Tokyo (ANTARA News) - Asian finance ministers from the 10-member Association of Southeast Asian Nations plus Japan, China and South Korea will gather Saturday in Kyoto to discuss ways to enhance financial cooperation, including the launch of a multilateral currency swap deal.
During the one-day meeting in the ancient Japanese capital, the ASEAN-plus-three finance ministers are expected to agree on a scheme for pooling funds from their foreign reserves as part of efforts to convert the current regional network of bilateral currency swaps worth nearly $80 billion into a multilateral framework, Japanese officials said.
The current web of bilateral currency swap deals, known as the Chiang Mai Initiative, was introduced in 2000 in order to prevent a recurrence of the 1997-1998 Asian financial crisis.
Under the initiative, central banks from participating countries are allowed to swap foreign exchange reserves to fight speculative attacks on their currencies.
The 13 Asian nations agreed in May 2006 at a meeting of their finance ministers
in Hyderabad, India, to set up a task force to study the feasibility of upgrading the current network of bilateral currency swaps into a multilateral framework to better protect the fast-growing Asian economy from possible currency upheavals, the officials said.
The envisioned multilateral currency swap deal will enable a troubled country in Asia to ensure necessary liquidity in a prompt manner in the event of a crisis, the officials said.
Some critics say the envisioned scheme could overlap with the functions of the International Monetary Fund, the Washington-based lender tasked with rescuing
economies from possible financial crises.
But Hiroshi Watanabe, Japan's vice finance minister for international affairs, brushed aside such concern, saying that such a scheme "would more likely
supplement the functioning of the IMF rather than overlap it."
Japan is allowed to allocate part of its foreign reserves to such pooling under existing laws, Watanabe was quoted by Kyodo as telling reporters last week.
The meeting is scheduled to be held on the sidelines of a two-day annual meeting of the Asian Development Bank from Sunday.
The finance ministers from the 13 Asian nations are also likely to discuss ways to foster efficient and more liquid bond markets in Asia, with the aim of encouraging savings in the private sector to flow into the market.
As the issuance of local currency-denominated bonds has been increasing sharply, a more flexible method of bond issuance is needed in the region to cater to the needs of local companies, the Japanese officials said.

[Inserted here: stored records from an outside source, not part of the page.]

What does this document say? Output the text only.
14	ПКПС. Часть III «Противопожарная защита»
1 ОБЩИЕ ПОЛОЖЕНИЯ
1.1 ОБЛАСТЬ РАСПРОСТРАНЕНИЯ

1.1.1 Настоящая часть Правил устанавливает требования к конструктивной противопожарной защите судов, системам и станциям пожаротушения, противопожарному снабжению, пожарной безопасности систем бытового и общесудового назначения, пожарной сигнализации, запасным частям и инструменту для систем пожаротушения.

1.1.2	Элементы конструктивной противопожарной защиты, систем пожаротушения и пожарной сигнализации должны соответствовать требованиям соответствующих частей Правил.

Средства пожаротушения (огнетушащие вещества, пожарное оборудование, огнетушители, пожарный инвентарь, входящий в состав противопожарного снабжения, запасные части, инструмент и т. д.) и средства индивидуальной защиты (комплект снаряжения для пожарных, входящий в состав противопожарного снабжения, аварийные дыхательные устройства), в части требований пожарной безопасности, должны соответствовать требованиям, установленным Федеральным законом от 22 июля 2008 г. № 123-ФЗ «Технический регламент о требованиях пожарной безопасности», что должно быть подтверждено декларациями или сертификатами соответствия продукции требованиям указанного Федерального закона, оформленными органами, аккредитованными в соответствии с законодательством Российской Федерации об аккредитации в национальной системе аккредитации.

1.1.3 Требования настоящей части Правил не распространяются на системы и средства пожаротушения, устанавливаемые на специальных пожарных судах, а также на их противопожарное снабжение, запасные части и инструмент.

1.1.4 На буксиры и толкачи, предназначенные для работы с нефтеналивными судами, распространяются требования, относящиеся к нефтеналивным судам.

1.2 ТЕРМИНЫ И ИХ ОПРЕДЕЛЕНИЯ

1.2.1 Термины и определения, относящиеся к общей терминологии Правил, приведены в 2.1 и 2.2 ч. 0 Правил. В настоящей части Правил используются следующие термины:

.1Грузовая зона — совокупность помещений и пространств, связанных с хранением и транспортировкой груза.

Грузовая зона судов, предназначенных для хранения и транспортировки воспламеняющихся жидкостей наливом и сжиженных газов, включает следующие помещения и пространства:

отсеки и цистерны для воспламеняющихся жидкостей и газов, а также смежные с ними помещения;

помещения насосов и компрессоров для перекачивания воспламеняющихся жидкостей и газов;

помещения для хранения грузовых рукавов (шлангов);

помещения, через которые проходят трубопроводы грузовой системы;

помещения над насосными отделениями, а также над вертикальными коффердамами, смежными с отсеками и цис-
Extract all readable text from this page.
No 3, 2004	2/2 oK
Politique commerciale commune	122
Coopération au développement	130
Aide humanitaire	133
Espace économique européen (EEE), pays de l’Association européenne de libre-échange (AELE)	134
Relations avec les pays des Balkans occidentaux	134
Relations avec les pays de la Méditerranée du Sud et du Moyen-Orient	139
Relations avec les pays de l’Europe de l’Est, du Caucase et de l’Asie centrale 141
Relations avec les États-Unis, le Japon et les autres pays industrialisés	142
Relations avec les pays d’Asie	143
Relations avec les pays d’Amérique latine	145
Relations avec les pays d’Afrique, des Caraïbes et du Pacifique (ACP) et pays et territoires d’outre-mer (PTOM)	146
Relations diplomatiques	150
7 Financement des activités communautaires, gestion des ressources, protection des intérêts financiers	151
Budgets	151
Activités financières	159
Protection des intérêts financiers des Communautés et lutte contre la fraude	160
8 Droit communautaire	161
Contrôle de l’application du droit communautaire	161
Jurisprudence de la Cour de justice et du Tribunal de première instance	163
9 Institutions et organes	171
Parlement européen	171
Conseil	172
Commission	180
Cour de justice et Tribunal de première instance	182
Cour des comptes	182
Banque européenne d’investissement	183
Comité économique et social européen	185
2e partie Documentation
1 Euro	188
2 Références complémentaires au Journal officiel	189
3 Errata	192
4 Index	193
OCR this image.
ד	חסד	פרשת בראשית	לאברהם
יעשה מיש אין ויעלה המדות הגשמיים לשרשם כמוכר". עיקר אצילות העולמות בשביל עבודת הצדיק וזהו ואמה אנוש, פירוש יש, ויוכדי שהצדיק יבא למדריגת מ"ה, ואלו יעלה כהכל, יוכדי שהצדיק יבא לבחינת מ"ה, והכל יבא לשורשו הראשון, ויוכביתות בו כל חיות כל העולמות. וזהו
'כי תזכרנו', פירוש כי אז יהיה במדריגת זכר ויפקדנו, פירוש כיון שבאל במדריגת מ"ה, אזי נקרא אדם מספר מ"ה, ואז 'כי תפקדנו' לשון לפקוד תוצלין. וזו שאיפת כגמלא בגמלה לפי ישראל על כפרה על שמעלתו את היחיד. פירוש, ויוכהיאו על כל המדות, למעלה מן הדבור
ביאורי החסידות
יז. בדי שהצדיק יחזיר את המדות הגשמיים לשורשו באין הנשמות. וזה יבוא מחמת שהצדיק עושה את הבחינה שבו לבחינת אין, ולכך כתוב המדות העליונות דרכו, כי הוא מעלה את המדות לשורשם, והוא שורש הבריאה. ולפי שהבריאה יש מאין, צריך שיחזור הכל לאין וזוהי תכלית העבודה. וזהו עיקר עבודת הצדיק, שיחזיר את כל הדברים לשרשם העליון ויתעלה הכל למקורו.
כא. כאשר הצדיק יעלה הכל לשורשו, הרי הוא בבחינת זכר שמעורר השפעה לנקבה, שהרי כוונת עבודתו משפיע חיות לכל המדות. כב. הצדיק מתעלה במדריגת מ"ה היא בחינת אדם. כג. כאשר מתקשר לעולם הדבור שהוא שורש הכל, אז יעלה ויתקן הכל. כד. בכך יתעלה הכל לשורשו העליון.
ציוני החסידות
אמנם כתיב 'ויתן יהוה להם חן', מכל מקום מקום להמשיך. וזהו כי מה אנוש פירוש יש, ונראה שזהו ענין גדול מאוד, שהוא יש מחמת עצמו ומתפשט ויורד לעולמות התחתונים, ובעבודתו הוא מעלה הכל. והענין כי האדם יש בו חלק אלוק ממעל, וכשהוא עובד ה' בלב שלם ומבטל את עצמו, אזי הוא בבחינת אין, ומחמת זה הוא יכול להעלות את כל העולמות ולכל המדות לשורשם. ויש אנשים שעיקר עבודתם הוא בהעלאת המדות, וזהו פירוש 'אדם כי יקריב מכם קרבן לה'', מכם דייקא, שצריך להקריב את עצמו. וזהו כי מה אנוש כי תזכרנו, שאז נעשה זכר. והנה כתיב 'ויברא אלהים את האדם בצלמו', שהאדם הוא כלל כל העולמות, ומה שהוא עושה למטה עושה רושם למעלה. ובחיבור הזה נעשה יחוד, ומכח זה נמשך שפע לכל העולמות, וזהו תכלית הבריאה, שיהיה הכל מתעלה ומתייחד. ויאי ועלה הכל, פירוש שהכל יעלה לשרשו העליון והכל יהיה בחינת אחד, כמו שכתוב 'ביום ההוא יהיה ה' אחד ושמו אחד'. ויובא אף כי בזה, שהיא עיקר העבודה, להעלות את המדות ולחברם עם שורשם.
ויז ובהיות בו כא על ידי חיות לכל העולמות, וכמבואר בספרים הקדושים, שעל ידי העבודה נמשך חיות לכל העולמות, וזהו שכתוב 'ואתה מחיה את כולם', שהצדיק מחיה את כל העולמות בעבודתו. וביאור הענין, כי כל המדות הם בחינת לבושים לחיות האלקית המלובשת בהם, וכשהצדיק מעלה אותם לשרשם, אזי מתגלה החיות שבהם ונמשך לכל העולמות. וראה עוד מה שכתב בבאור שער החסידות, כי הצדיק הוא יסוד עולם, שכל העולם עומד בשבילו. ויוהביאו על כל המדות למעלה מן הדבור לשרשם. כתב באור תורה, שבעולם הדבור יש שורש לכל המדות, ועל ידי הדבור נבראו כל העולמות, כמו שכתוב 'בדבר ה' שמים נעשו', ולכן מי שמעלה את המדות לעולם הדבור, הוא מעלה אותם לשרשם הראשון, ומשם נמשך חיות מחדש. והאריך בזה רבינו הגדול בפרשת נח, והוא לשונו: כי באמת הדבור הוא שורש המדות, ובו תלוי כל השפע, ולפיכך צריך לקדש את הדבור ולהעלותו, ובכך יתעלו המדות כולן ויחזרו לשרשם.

The Asian financial leaders are likely to study ways to allow Asian firms with low creditworthiness but high growth potential to issue bonds by obtaining credit guarantees from public entities.
The ministers are also likely to review the progress of four working groups set up under the Asian Bond Markets Initiative, the officials said.
Among the issues being discussed by the working groups are ways to enhance the capabilities of local rating organizations in Asia and securitization.
Finance ministers from Japan, China and South Korea will hold a meeting Friday afternoon to confer on issues to be taken up at the ASEAN-plus-three meeting and to exchange views on their respective economies, the Japanese officials said.
ASEAN groups Brunei, Cambodia, Indonesia, Laos, Malaysia, Myanmar, the Philippines, Singapore, Thailand and Vietnam.